De La O-Turner’s service plan also includes providing the necessary attention to put each patient who comes into West Texas ER at ease, a connection that she feels is easily overlooked in the busy world of hospital emergency care.

“Our main goal is to strengthen the relationship with our community,” said De La O-Turner. “This relationship has suffered in busy hospital ER’s. Our practitioners and physicians have made it a priority to spend more time with the patient.”

De La O-Turner’s practice also sees itself as a new piece to fit within the traditional primary care system. As a fast alternative to hospital emergency rooms, West Texas ER strives to maintain a productive relationship with each patient’s primary care physician for the best possible patient outcome.

“Another goal is strengthen professional relationships with other medical entities in the community,” De La O-Turner said. “We want them to know that we are available 24 hours a day and are a true emergency room, that we do many referrals and try to maintain continuity of care by communicating with the patients’ primary care physicians.”

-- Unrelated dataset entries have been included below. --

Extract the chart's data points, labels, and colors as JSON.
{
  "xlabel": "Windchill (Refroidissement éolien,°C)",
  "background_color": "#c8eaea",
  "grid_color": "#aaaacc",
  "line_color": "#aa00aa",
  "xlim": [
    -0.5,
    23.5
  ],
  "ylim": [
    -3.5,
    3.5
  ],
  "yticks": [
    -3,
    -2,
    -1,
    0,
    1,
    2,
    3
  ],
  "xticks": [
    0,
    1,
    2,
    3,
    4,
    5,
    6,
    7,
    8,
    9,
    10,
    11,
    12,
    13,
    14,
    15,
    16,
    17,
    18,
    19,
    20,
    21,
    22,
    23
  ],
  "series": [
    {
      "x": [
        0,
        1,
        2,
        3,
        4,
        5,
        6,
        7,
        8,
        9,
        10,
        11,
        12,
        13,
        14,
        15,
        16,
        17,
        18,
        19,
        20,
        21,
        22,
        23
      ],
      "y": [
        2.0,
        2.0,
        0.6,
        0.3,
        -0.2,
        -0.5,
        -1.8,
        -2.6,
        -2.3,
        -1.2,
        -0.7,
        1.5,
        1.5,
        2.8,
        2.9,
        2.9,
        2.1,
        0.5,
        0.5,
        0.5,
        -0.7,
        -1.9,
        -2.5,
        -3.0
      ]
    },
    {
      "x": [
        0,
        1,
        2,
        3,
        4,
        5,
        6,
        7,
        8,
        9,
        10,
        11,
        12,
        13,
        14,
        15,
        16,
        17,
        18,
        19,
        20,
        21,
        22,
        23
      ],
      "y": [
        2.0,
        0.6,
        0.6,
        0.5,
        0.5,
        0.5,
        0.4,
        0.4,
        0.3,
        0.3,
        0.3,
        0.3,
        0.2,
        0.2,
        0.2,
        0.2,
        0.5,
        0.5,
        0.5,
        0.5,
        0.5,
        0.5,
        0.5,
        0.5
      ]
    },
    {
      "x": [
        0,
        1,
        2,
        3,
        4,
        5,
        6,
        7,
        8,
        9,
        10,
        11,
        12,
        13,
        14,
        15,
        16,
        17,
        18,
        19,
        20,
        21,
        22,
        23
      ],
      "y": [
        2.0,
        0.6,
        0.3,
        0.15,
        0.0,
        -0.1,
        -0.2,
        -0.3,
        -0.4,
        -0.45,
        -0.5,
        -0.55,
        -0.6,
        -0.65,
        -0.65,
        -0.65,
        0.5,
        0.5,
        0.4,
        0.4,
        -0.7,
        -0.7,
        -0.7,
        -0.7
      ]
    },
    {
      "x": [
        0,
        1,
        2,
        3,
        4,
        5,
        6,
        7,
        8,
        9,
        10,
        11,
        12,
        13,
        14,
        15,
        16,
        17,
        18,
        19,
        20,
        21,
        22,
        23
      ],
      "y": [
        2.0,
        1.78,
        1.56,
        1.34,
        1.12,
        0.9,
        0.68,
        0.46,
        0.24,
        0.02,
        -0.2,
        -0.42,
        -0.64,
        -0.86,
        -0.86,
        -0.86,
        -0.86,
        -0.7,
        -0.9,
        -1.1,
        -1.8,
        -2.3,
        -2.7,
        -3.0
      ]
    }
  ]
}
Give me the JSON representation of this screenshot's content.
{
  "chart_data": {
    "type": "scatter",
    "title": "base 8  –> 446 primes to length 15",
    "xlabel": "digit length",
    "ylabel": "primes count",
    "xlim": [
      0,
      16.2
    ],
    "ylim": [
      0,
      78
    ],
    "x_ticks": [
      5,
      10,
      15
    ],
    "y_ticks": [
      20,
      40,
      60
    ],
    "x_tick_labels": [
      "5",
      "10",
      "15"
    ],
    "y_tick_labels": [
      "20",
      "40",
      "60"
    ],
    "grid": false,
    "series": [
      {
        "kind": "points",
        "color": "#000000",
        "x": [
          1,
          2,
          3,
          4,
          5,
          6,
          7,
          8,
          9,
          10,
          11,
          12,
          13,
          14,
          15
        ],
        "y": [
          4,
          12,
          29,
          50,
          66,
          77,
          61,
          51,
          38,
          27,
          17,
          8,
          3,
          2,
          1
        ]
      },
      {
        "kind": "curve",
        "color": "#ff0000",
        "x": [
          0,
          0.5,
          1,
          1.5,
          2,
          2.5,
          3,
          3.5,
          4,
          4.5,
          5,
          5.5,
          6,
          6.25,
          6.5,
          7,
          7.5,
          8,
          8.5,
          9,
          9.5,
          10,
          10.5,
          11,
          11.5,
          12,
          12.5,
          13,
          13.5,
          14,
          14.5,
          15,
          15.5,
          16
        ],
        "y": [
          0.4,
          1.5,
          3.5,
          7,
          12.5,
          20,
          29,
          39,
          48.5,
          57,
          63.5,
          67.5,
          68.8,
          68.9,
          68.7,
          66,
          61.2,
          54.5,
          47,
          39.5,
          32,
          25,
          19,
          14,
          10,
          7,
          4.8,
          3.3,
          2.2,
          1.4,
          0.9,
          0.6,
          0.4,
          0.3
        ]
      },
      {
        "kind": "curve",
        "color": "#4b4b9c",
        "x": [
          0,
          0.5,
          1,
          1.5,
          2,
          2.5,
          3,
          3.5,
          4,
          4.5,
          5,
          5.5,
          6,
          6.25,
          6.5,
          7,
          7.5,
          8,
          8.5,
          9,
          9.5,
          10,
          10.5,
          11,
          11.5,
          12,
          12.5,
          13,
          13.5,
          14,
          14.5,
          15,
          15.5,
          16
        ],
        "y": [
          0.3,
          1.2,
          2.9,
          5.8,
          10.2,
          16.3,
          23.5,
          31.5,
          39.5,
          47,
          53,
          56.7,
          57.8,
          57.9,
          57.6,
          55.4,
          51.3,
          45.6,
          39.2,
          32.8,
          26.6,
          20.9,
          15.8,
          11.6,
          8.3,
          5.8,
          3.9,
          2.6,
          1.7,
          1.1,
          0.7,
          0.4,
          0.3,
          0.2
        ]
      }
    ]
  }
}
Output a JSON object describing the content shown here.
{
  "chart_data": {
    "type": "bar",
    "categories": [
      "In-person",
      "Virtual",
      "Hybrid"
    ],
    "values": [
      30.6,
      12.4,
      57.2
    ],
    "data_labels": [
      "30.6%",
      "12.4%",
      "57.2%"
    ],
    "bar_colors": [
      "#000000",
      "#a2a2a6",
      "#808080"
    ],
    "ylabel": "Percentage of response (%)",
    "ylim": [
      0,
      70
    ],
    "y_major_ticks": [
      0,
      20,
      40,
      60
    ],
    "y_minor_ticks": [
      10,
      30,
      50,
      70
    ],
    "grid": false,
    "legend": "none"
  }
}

For nurse practitioners like Clayton and De La O-Turner, private practice has been a way to not only enjoy their own independence, but also intentionally practice with the patient’s interest at heart of every procedure done in their facilities.

“We wonder why the nation’s health care is in its current state and why people don’t take active roles in their health care,” Clayton said. “I believe it’s partly because health care has strayed from being a service industry. As health care professionals, we entered this field to help people and we should think out of the box to do that.”